Regarding directed antimicrobial therapy, as prostatic involvement in males with FUTI is common, FQ have been considered the first therapeutic choice due to their high degree of prostatic penetration [11]. The use of FQ is limited due to high resistant rates and the risk of severe adverse events related to its use, including aortic aneurysms [39]. Co-trimoxazol is an alternative but again high resistance rates and the risk of acute kidney injury and hyperkalemia in older adults hampers its use [40]. Fosfomycine has emerged as an additional option for directed therapy as it achieves reasonable intraprostatic concentrations and it is active against most MDRO including ESBL strains [41]. Regarding the duration of antimicrobial treatment in males with FUTI, very few studies have analysed this topic. Ulleryd et al. showed that 14 day was not inferior to 28 day treatment while more recently van Niewkoop et al. demonstrated that 7 days was less efective than 14 day treatment in males with FUTI [42, 43]. In our study, older and non-older patients received slightly more than 2 weeks of antimicrobial therapy.
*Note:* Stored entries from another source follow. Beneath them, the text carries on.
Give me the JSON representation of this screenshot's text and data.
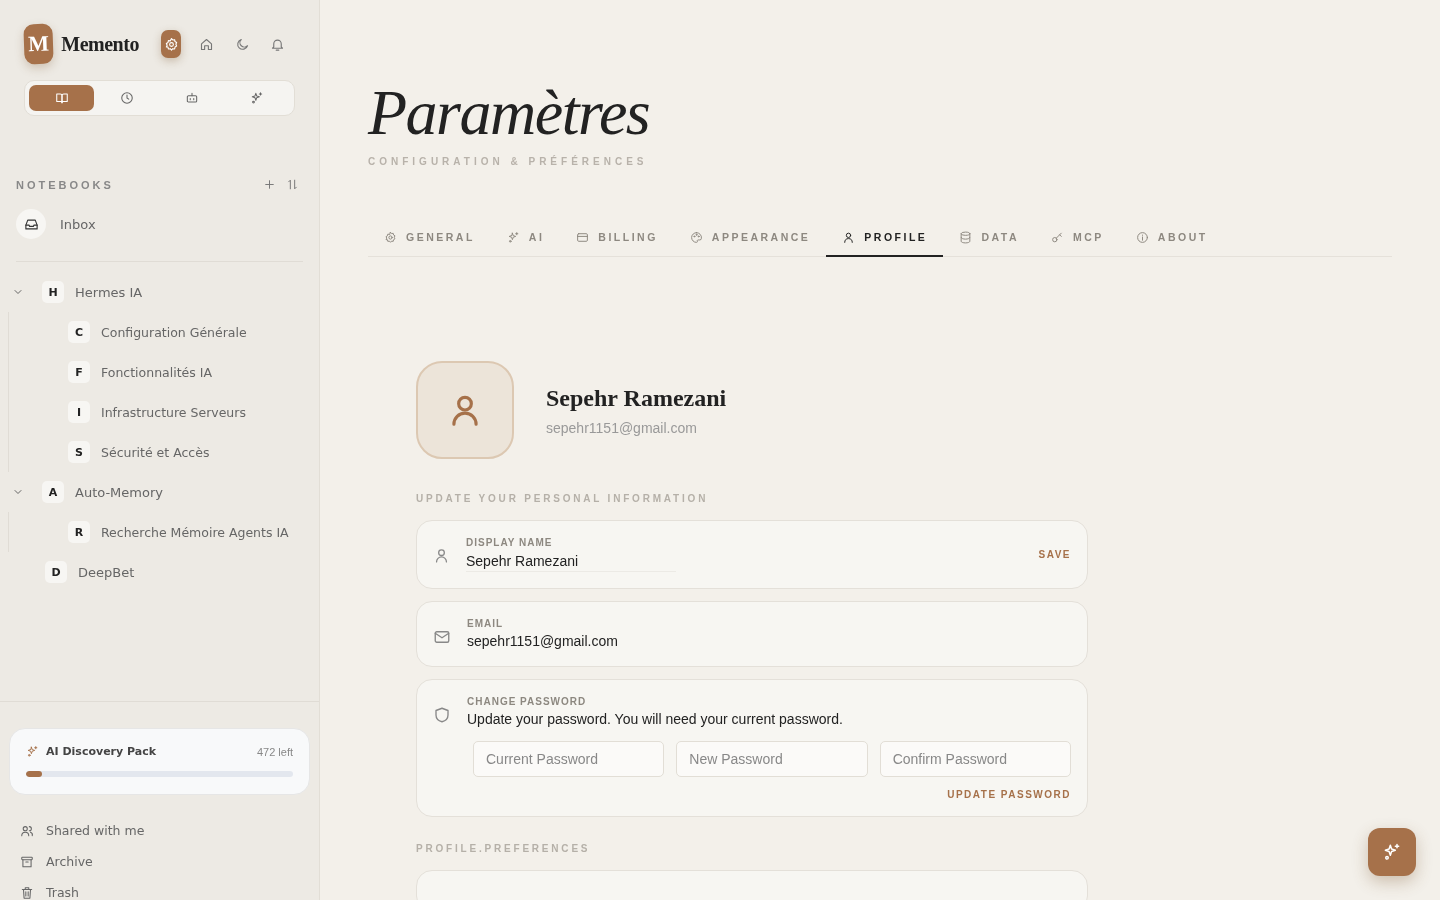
{
  "app": {
    "logo_letter": "M",
    "name": "Memento"
  },
  "top_nav": [
    {
      "kind": "gear",
      "selected": true
    },
    {
      "kind": "home",
      "selected": false
    },
    {
      "kind": "moon",
      "selected": false
    },
    {
      "kind": "bell",
      "selected": false
    }
  ],
  "view_switch": [
    {
      "kind": "book",
      "selected": true
    },
    {
      "kind": "clock",
      "selected": false
    },
    {
      "kind": "robot",
      "selected": false
    },
    {
      "kind": "sparkles",
      "selected": false
    }
  ],
  "notebooks": {
    "title": "NOTEBOOKS",
    "inbox": "Inbox",
    "items": [
      {
        "letter": "H",
        "name": "Hermes IA",
        "expanded": true,
        "children": [
          {
            "letter": "C",
            "name": "Configuration Générale"
          },
          {
            "letter": "F",
            "name": "Fonctionnalités IA"
          },
          {
            "letter": "I",
            "name": "Infrastructure Serveurs"
          },
          {
            "letter": "S",
            "name": "Sécurité et Accès"
          }
        ]
      },
      {
        "letter": "A",
        "name": "Auto-Memory",
        "expanded": true,
        "children": [
          {
            "letter": "R",
            "name": "Recherche Mémoire Agents IA"
          }
        ]
      },
      {
        "letter": "D",
        "name": "DeepBet"
      }
    ]
  },
  "pack": {
    "title": "AI Discovery Pack",
    "remaining": "472 left",
    "level": 0.06
  },
  "footer_links": [
    {
      "kind": "people",
      "label": "Shared with me"
    },
    {
      "kind": "archive",
      "label": "Archive"
    },
    {
      "kind": "trash",
      "label": "Trash"
    }
  ],
  "page": {
    "title": "Paramètres",
    "subtitle": "CONFIGURATION & PRÉFÉRENCES"
  },
  "tabs": [
    {
      "kind": "gear",
      "label": "GENERAL",
      "selected": false
    },
    {
      "kind": "sparkles",
      "label": "AI",
      "selected": false
    },
    {
      "kind": "card",
      "label": "BILLING",
      "selected": false
    },
    {
      "kind": "palette",
      "label": "APPEARANCE",
      "selected": false
    },
    {
      "kind": "user",
      "label": "PROFILE",
      "selected": true
    },
    {
      "kind": "database",
      "label": "DATA",
      "selected": false
    },
    {
      "kind": "key",
      "label": "MCP",
      "selected": false
    },
    {
      "kind": "info",
      "label": "ABOUT",
      "selected": false
    }
  ],
  "profile": {
    "name": "Sepehr Ramezani",
    "email": "sepehr1151@gmail.com"
  },
  "section_personal": "UPDATE YOUR PERSONAL INFORMATION",
  "display_name": {
    "label": "DISPLAY NAME",
    "value": "Sepehr Ramezani",
    "action": "SAVE"
  },
  "email": {
    "label": "EMAIL",
    "value": "sepehr1151@gmail.com"
  },
  "password": {
    "label": "CHANGE PASSWORD",
    "description": "Update your password. You will need your current password.",
    "fields": [
      {
        "placeholder": "Current Password"
      },
      {
        "placeholder": "New Password"
      },
      {
        "placeholder": "Confirm Password"
      }
    ],
    "action": "UPDATE PASSWORD"
  },
  "section_preferences": "PROFILE.PREFERENCES"
}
Management of IUC in FUTI is also important, particularly in older patients who are frequently catheterized. IDSA guidelines recommend replacing a long-term IUC to hasten the resolution of symptoms in catheter-associated UTI [44]. This recommendation has recently been questioned in a study by Babich et al. in which the authors found no clinical benefit from replacing a long-term IUC at the onset of a catheter-associated UTI [45]. In a later editorial letter, the authors were questioned about the IDSA guidance to obtain a urine culture from a freshly placed catheter as a sample from a long-term IUC might not reflect the status of the infection in the bladder. The authors replied that in 97% of cases of bacteremia the same species was isolated from the urine while recognizing the need for further research with randomized controlled trials [46].

As in previous studies, older patients required hospital admission more frequently with longer length of hospitalization [3, 12]. Also, older patients had an in-hospital mortality rate of 4.3%, which was higher compared to non-older patients but significantly lower than the rates reported in previous studies in geriatric patients with UTI with rates that ranged from 8.9 to 33% [26, 37, 47, 48]. Severe sepsis and septic shock are the risk factors that most robustly have been associated with increased mortality in patients with FUTI [26, 38, 47]. Despite several studies have found age to increase mortality in patients with sepsis [26, 38, 47], others point out that preexisting medical conditions, including chronic kidney failure, could play a more prominent role [49, 50].

The present study has some potential limitations that have to be taken into consideration. Firstly, the study had a retrospective component and was performed in a single hospital. Secondly, we did not evaluate certain clinical data that would have been worth analysing in older male patients with FUTI including the functional status, the presence of urinary incontinence, altered mental status or delirium. Thirdly, we excluded from the analysis FUTI episodes with negative or polymicrobial urine culture which might have induced a selection bias. Finally, the data collection was limited to the hospitalization period which might have underestimated the outcomes.

Conclusions

Despite these limitations, our study indicates that older males with FUTI present different clinical characteristics and show specific microbiological features and increased antimicrobial resistance rates. In the multivariate analysis age was not associated with infections caused by MDRO.